Catcalling is the act of whistling or shouting sexually suggestive comments to passers-by, usually women. France is looking to make this form of sexual harassment a ticketable offence. A CNN report states: “Men who catcall, harass or follow women on the street in France could face on-the-spot fines under a new sexual abuse law.” However, France isn’t stopping there, according to a report in The New York Times. The law would extend the statute of limitations on reporting sexual assault involving minors as well as fining men who make overt, lewd comments or are aggressive towards women.
While this appears to be a major step forward for women in France, I have doubts about the effectiveness of these potential laws. In a perfect world, this new legislation would come into effect and women in France would feel much safer in their day-to-day lives. These kinds of laws could also set a precedent for other countries in Europe and around the world. However, for all that to happen, these laws will have to overcome many obstacles, the first and most cumbersome being existing free speech laws.
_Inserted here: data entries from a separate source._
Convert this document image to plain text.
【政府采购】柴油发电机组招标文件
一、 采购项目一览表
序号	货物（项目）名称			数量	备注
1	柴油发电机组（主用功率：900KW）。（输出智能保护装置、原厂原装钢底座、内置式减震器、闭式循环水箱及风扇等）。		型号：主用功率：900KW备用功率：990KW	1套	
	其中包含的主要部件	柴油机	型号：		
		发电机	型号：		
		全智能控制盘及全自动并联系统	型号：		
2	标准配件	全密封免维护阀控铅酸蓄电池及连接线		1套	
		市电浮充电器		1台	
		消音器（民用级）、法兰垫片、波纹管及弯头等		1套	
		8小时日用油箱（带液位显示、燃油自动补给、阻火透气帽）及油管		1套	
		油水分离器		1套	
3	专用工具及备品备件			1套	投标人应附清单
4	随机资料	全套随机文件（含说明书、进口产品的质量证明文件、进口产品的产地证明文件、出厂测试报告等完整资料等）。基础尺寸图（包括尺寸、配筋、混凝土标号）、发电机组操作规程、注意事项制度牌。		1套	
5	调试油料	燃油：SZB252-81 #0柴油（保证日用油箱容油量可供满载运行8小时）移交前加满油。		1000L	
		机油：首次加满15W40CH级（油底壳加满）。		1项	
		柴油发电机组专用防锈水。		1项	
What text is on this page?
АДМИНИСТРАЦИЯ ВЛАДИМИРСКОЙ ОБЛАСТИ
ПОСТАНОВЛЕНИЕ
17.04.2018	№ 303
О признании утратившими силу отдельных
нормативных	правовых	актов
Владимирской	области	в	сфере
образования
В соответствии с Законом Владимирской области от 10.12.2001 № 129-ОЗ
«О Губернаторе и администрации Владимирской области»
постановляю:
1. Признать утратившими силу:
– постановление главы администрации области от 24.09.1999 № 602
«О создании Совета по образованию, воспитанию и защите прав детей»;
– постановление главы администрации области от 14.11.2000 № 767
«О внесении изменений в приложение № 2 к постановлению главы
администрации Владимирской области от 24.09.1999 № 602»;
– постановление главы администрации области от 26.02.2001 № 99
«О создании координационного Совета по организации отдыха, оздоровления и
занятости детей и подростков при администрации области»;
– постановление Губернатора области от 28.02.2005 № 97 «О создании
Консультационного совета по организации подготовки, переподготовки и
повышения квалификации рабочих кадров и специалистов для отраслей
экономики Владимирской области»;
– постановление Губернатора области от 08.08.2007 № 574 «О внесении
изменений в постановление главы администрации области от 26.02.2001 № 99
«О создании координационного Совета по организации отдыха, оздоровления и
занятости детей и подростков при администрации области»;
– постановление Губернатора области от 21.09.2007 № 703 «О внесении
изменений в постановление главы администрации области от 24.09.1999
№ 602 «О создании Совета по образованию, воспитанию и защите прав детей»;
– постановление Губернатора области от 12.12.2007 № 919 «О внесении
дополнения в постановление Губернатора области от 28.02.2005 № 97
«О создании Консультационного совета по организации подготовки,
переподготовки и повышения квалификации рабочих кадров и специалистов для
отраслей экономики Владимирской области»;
The right to express opinions is ingrained in the French constitution. The constitution states, “Any citizen may therefore speak, write and publish freely, except what is tantamount to the abuse of this liberty in the cases determined by Law.” Based on this, can catcalling be qualified as an “abuse” of this right? In my opinion, there is potential for catcalling and other forms of street harassment to be considered as such in France.
Also, there is a risk that even if this law does get passed, it will be respected and policed the same way jaywalking is. Most people jaywalk because, if they aren’t caught in the act, they won’t face consequences. I believe catcalling could fall into the same trap. If someone isn’t caught in the act, they won’t face any repercussions. The law would be on the books in France, but I think it would serve more of a symbolic role than anything else.
Symbolic laws and movements, like hashtags, have their advantages. Take the women’s marches that happened around the world after Trump’s election, or the #MeToo movement. All these actions started conversations. However, they also run the risk of fading away. In my opinion, real and recognizable action, like this potential law, is needed for meaningful change to occur.
Laws like the ones being considered in France could be the beginning of that real change. However, I worry this is just a really nice idea that will calm peoples’ rage about sexual harassment rather than actually take a step towards solving a real and pervasive problem.
The fact that these powerful movements have created such a strong outpour of emotion and caused governments to consider new laws fosters great hope. But talking about it and actually getting it done are very different things. The phrase “actions speak louder than words” rings true in this case. I don’t want to undermine how incredible it is that people are starting to have very open and honest conversations. Talking about important issues is always helpful for getting the ball rolling. However, if real, enforceable action isn’t taken in some capacity, whether it be through education or, in this case, new laws being implemented, then we risk living in an endless cycle of talking instead of doing.